There are a few additional tips that can help to make peer response sessions more productive in the face-to-face classroom*:

  1. Have students read one paper at a time and discuss it before moving onto the next paper. Otherwise, students may try to read all the papers of the group at once and write down feedback, but then have forgotten some of what they read when they go back to discuss each paper.
  2. Group size and selection has to be considered carefully given the amount of time available for the activity and the length of the paper being discussed. The teacher has to decide between more intimate one-on-one pairings where some students may feel more comfortable talking, or larger groups with more voices giving feedback. If the paper is very long and not much time is available, it may seem that pairings are all that is possible. However, larger groups can be instructed to read the first half of the paper only and discuss it. In fact, if a larger peer response group seems to be moving too slowly, this is a technique that can allow them to give some feedback on everyone's papers.
  3. Students in peer response groups are often not the best at managing their time. Some hurry through. Others can take too long on one students paper and not give enough to another. Let students know up front about how long they should spend reading and responding to each individual paper, and give them a couple of updates during the process to let them know how much time is left. Also ask the student groups to keep time themselves.
  4. Some groups may finish responding to each others papers well before other groups. To keep all groups productive, it can be helpful to have an extra sample paper for a group to discuss and respond to if they have already responded to their peers in the group. If students know that you are going to keep them busy responding to writing, that also eliminates the tendency some groups may have of wanting to finish quickly so that they can goof off or do something else (e.g. work for another class). Or if the class has posted their papers online, have the groups that finish early discuss someone's paper that is not in the group.
  5. Having the writers read their papers out loud is an old trick for helping them to find errors or awkward sentences. Our brain processes things differently when we hear our writing than when reading to ourselves. But this technique can also add a little energy to the classroom (gets very noisy!). It can get groups used to lots of conversing. And it can simply add some variance to previous response activities to increase student engagement.

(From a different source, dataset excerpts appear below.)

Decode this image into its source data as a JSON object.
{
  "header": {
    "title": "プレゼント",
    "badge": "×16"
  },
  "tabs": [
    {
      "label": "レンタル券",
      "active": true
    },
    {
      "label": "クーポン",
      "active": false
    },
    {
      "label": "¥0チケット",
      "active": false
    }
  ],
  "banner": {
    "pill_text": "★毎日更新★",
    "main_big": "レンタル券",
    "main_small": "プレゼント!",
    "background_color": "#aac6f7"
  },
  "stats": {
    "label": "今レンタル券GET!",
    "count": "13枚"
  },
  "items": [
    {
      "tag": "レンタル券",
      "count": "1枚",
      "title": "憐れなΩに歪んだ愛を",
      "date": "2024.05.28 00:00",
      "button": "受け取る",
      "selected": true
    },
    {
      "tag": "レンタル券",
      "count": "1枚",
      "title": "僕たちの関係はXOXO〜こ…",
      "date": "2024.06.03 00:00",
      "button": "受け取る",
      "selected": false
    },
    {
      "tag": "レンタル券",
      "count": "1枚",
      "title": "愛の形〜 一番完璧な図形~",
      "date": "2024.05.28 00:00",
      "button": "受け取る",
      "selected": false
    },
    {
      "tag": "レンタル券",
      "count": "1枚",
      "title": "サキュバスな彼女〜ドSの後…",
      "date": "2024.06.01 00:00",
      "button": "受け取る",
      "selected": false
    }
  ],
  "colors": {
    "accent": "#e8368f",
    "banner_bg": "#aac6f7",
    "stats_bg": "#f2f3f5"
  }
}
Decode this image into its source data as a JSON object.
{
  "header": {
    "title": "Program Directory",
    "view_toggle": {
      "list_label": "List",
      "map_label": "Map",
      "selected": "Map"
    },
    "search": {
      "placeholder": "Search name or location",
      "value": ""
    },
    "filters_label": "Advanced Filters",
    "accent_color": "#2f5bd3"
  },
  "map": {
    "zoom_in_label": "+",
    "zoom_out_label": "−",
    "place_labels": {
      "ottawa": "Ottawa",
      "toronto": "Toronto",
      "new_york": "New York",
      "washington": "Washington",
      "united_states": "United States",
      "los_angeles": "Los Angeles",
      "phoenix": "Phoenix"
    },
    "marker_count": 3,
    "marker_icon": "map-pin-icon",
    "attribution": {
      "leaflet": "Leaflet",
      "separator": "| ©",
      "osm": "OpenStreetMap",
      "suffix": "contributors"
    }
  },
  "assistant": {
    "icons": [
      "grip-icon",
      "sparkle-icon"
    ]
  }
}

The Teachers Role During Workshop Activities

While students are workshopping their drafts in groups, it can be good for the teacher to float around the room and visit the groups as an observer for a few minutes here, a few minutes there. However, be wary of pushing them too hard to stay on task. Some amount of off topic communication has been shown to be good for productivity with group dynamics.

And be wary of taking over the group; you don't want to undermine the collaborative activity. Try to stimulate the conversation rather than making yourself the leader and center of attention. Asking questions of group members which gets them talking can be a good way to do this. If a student asks you a question, you might answer it, but redirect it back to the group and let them take a stab at it before you do.